Once analysis is complete, the thermal fluid expert delivers a report to the plant manager, organising points into cautions, actions, or serious findings. At this point engineers can take the recommendations and plan interventions based on the priorities in the report. Making a record of each result will also help plant managers in the long term. By monitoring thermal fluid condition over time and looking for trends, helping them to anticipate when the system will require maintenance before downtime occurs.

Maintaining an efficient heat transfer system is integral to productivity, so unlike domestic pipes where a blockage may cause a minor overflow, manufacturers should consider how they can effectively monitor fluid inside the system. Thermal fluid testing can be complex, so manufacturers can work with thermal fluid experts, such as Global Heat Transfer, to ensure they complete the process effectively and get an accurate representation of what’s happening inside the system.

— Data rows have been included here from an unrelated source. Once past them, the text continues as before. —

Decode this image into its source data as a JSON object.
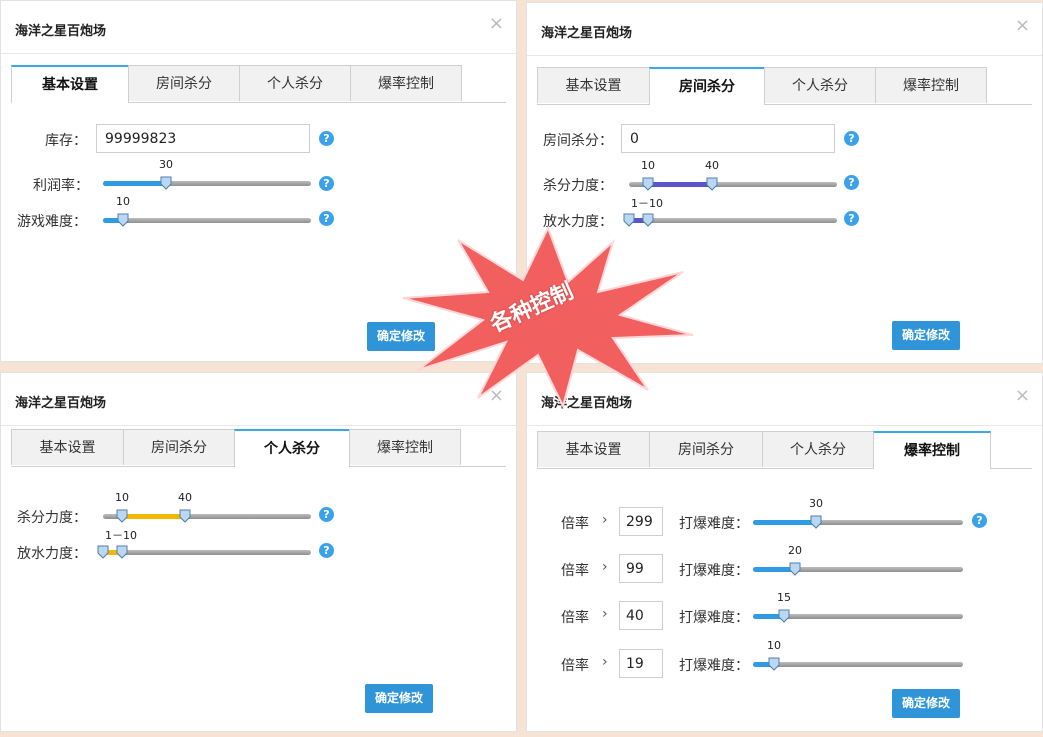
{
  "window_title": "海洋之星百炮场",
  "close_glyph": "×",
  "help_glyph": "?",
  "tabs": [
    "基本设置",
    "房间杀分",
    "个人杀分",
    "爆率控制"
  ],
  "confirm_label": "确定修改",
  "panel1": {
    "stock_label": "库存：",
    "stock_value": "99999823",
    "profit_label": "利润率：",
    "profit_value": "30",
    "difficulty_label": "游戏难度：",
    "difficulty_value": "10"
  },
  "panel2": {
    "room_kill_label": "房间杀分：",
    "room_kill_value": "0",
    "kill_force_label": "杀分力度：",
    "kill_force_low": "10",
    "kill_force_high": "40",
    "release_label": "放水力度：",
    "release_value": "1－10"
  },
  "panel3": {
    "kill_force_label": "杀分力度：",
    "kill_force_low": "10",
    "kill_force_high": "40",
    "release_label": "放水力度：",
    "release_value": "1－10"
  },
  "panel4": {
    "rate_label": "倍率",
    "chevron": "›",
    "burst_label": "打爆难度：",
    "rows": [
      {
        "rate": "299",
        "difficulty": "30"
      },
      {
        "rate": "99",
        "difficulty": "20"
      },
      {
        "rate": "40",
        "difficulty": "15"
      },
      {
        "rate": "19",
        "difficulty": "10"
      }
    ]
  },
  "banner_text": "各种控制",
  "colors": {
    "accent": "#39a9e6",
    "slider_blue": "#2e9be3",
    "slider_purple": "#5a55c8",
    "slider_yellow": "#f2b705",
    "button": "#2f95d8",
    "starburst": "#f25f5f"
  }
}
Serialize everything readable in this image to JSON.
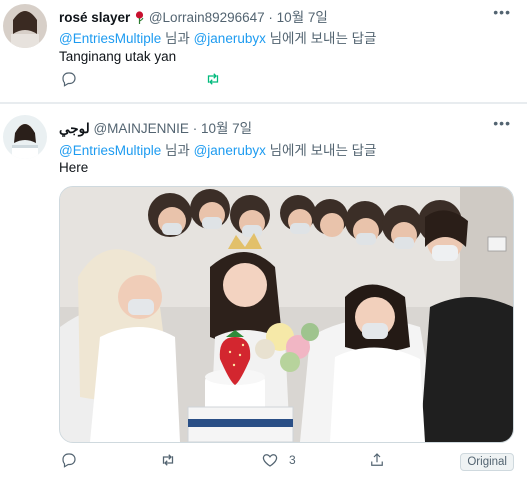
{
  "tweets": [
    {
      "name": "rosé slayer",
      "handle": "@Lorrain89296647",
      "dot": "·",
      "date": "10월 7일",
      "reply_to_a": "@EntriesMultiple",
      "reply_and": " 님과 ",
      "reply_to_b": "@janerubyx",
      "reply_suffix": " 님에게 보내는 답글",
      "text": "Tanginang utak yan"
    },
    {
      "name": "ﻟﻮﺟﻲ",
      "handle": "@MAINJENNIE",
      "dot": "·",
      "date": "10월 7일",
      "reply_to_a": "@EntriesMultiple",
      "reply_and": " 님과 ",
      "reply_to_b": "@janerubyx",
      "reply_suffix": " 님에게 보내는 답글",
      "text": "Here",
      "like_count": "3",
      "original_label": "Original"
    }
  ],
  "colors": {
    "accent": "#1d9bf0",
    "muted": "#536471",
    "rose": "#c8102e"
  }
}
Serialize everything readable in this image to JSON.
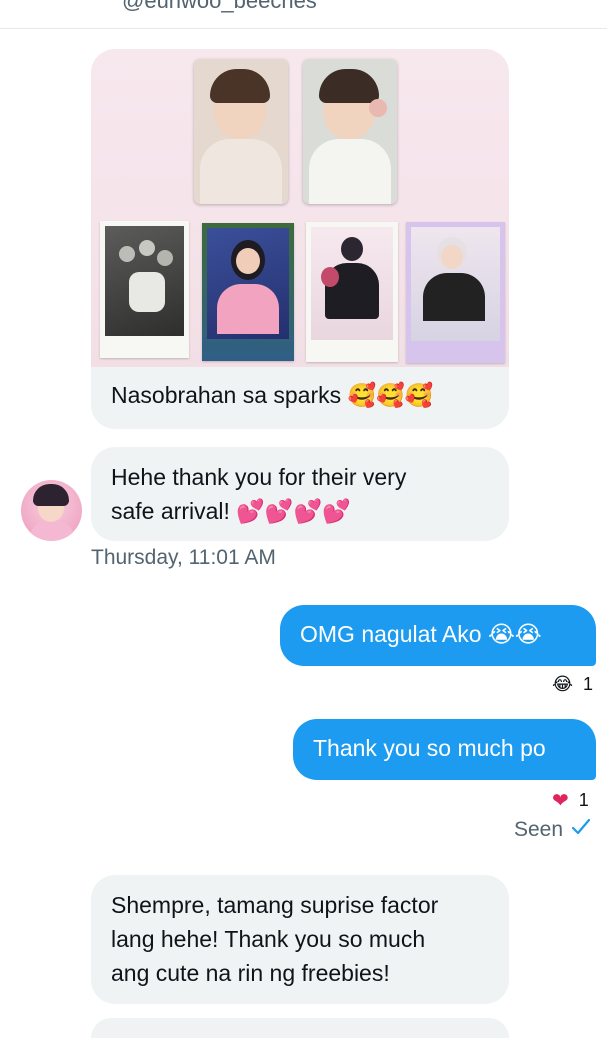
{
  "header": {
    "handle": "@eunwoo_beeches"
  },
  "messages": {
    "m1": {
      "text": "Nasobrahan sa sparks",
      "emoji": "🥰🥰🥰"
    },
    "m2": {
      "line1": "Hehe thank you for their very",
      "line2": "safe arrival!",
      "emoji": "💕💕💕💕"
    },
    "timestamp": "Thursday, 11:01 AM",
    "m3": {
      "text": "OMG nagulat Ako",
      "emoji": "😭😭",
      "reaction_emoji": "😂",
      "reaction_count": "1"
    },
    "m4": {
      "text": "Thank you so much po",
      "reaction_emoji": "❤",
      "reaction_count": "1"
    },
    "seen": {
      "label": "Seen",
      "icon": "check-icon"
    },
    "m5": {
      "line1": "Shempre, tamang suprise factor",
      "line2": "lang hehe! Thank you so much",
      "line3": "ang cute na rin ng freebies!"
    }
  },
  "colors": {
    "accent": "#1d9bf0",
    "bubble_received": "#eff3f4",
    "muted_text": "#536471",
    "heart": "#e0245e"
  }
}
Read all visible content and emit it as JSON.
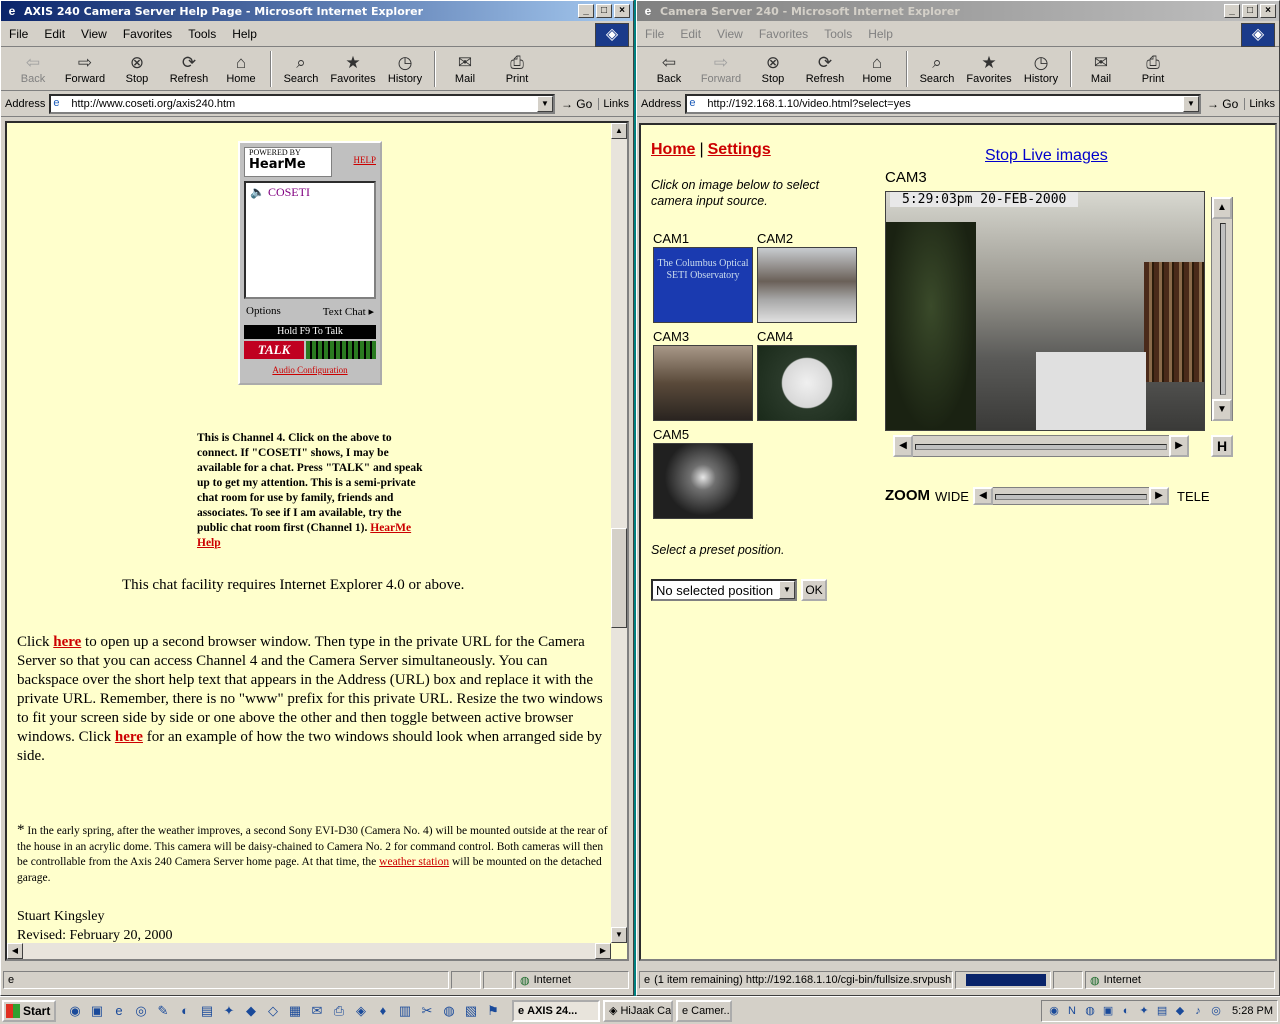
{
  "left_window": {
    "title": "AXIS 240 Camera Server Help Page - Microsoft Internet Explorer",
    "menu": [
      "File",
      "Edit",
      "View",
      "Favorites",
      "Tools",
      "Help"
    ],
    "toolbar": [
      {
        "label": "Back",
        "icon": "back-arrow-icon",
        "disabled": true
      },
      {
        "label": "Forward",
        "icon": "forward-arrow-icon",
        "disabled": false
      },
      {
        "label": "Stop",
        "icon": "stop-icon",
        "disabled": false
      },
      {
        "label": "Refresh",
        "icon": "refresh-icon",
        "disabled": false
      },
      {
        "label": "Home",
        "icon": "home-icon",
        "disabled": false
      },
      {
        "label": "Search",
        "icon": "search-icon",
        "disabled": false
      },
      {
        "label": "Favorites",
        "icon": "favorites-icon",
        "disabled": false
      },
      {
        "label": "History",
        "icon": "history-icon",
        "disabled": false
      },
      {
        "label": "Mail",
        "icon": "mail-icon",
        "disabled": false
      },
      {
        "label": "Print",
        "icon": "print-icon",
        "disabled": false
      }
    ],
    "address_label": "Address",
    "address": "http://www.coseti.org/axis240.htm",
    "go": "Go",
    "links": "Links",
    "hearme": {
      "powered_by": "POWERED BY",
      "brand": "HearMe",
      "help": "HELP",
      "list_item": "COSETI",
      "options": "Options",
      "text_chat": "Text Chat",
      "hold_f9": "Hold F9 To Talk",
      "talk": "TALK",
      "audio_config": "Audio Configuration"
    },
    "channel_text": "This is Channel 4.  Click on the above to connect.  If \"COSETI\" shows, I may be available for a chat.  Press \"TALK\" and speak up to get my attention.  This is a semi-private chat room for use by family, friends and associates.  To see if I am available, try the public chat room first (Channel 1).",
    "hearme_help_link": "HearMe Help",
    "ie_requirement": "This chat facility requires Internet Explorer 4.0 or above.",
    "main_p1": "Click",
    "here1": "here",
    "main_p2": " to open up a second browser window.  Then type in the private URL for the Camera Server so that you can access Channel 4 and the Camera Server simultaneously.  You can backspace over the short help text that appears in the Address (URL) box and replace it with the private URL.  Remember, there is no \"www\" prefix for this private URL.  Resize the two windows to fit your screen side by side or one above the other and then toggle between active browser windows.  Click ",
    "here2": "here",
    "main_p3": " for an example of how the two windows should look when arranged side by side.",
    "note_star": "*",
    "note_text1": " In the early spring, after the weather improves, a second Sony EVI-D30 (Camera No. 4) will be mounted outside at the rear of the house in an acrylic dome.  This camera will be daisy-chained to Camera No. 2 for command control.  Both cameras will then be controllable from the Axis 240 Camera Server home page.  At that time, the ",
    "weather_link": "weather station",
    "note_text2": " will be mounted on the detached garage.",
    "signature": "Stuart Kingsley",
    "revised": "Revised: February 20, 2000",
    "status_zone": "Internet"
  },
  "right_window": {
    "title": "Camera Server 240 - Microsoft Internet Explorer",
    "menu": [
      "File",
      "Edit",
      "View",
      "Favorites",
      "Tools",
      "Help"
    ],
    "toolbar": [
      {
        "label": "Back",
        "icon": "back-arrow-icon",
        "disabled": false
      },
      {
        "label": "Forward",
        "icon": "forward-arrow-icon",
        "disabled": true
      },
      {
        "label": "Stop",
        "icon": "stop-icon",
        "disabled": false
      },
      {
        "label": "Refresh",
        "icon": "refresh-icon",
        "disabled": false
      },
      {
        "label": "Home",
        "icon": "home-icon",
        "disabled": false
      },
      {
        "label": "Search",
        "icon": "search-icon",
        "disabled": false
      },
      {
        "label": "Favorites",
        "icon": "favorites-icon",
        "disabled": false
      },
      {
        "label": "History",
        "icon": "history-icon",
        "disabled": false
      },
      {
        "label": "Mail",
        "icon": "mail-icon",
        "disabled": false
      },
      {
        "label": "Print",
        "icon": "print-icon",
        "disabled": false
      }
    ],
    "address_label": "Address",
    "address": "http://192.168.1.10/video.html?select=yes",
    "go": "Go",
    "links": "Links",
    "nav_home": "Home",
    "nav_sep": "|",
    "nav_settings": "Settings",
    "instructions": "Click on image below to select camera input source.",
    "cameras": [
      "CAM1",
      "CAM2",
      "CAM3",
      "CAM4",
      "CAM5"
    ],
    "cam1_text": "The Columbus Optical SETI Observatory",
    "stop_live": "Stop Live images",
    "current_cam": "CAM3",
    "timestamp": "5:29:03pm 20-FEB-2000",
    "zoom_label": "ZOOM",
    "wide_label": "WIDE",
    "tele_label": "TELE",
    "h_button": "H",
    "preset_label": "Select a preset position.",
    "preset_value": "No selected position",
    "ok": "OK",
    "status_text": "(1 item remaining) http://192.168.1.10/cgi-bin/fullsize.srvpush",
    "status_zone": "Internet"
  },
  "taskbar": {
    "start": "Start",
    "tasks": [
      "AXIS 24...",
      "HiJaak Ca...",
      "Camer..."
    ],
    "clock": "5:28 PM"
  }
}
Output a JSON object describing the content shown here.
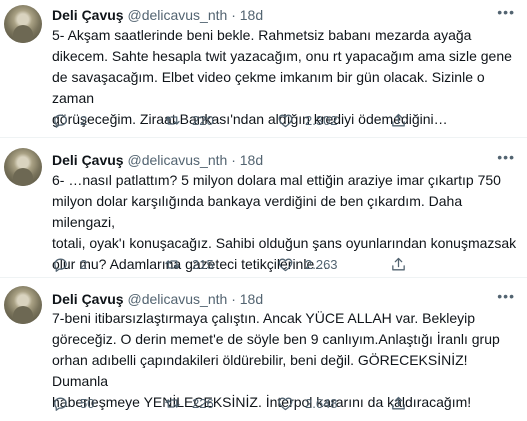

For example, by including Global Heat Transfer’s Thermocare as part of a preventative maintenance programme that aligns with the ATEX triangle, experts can offer both on-site and remote technical support to help manufacturers rapidly sample and analyse fluid. From this, manufacturers can track fluid condition, anticipate and resolve issues quickly and implement preventative measures to extend fluid lifespan, reduce downtime and the facility’s environmental impact, and ensure system compliance.

Clive Jones is managing director of Global Heat Transfer.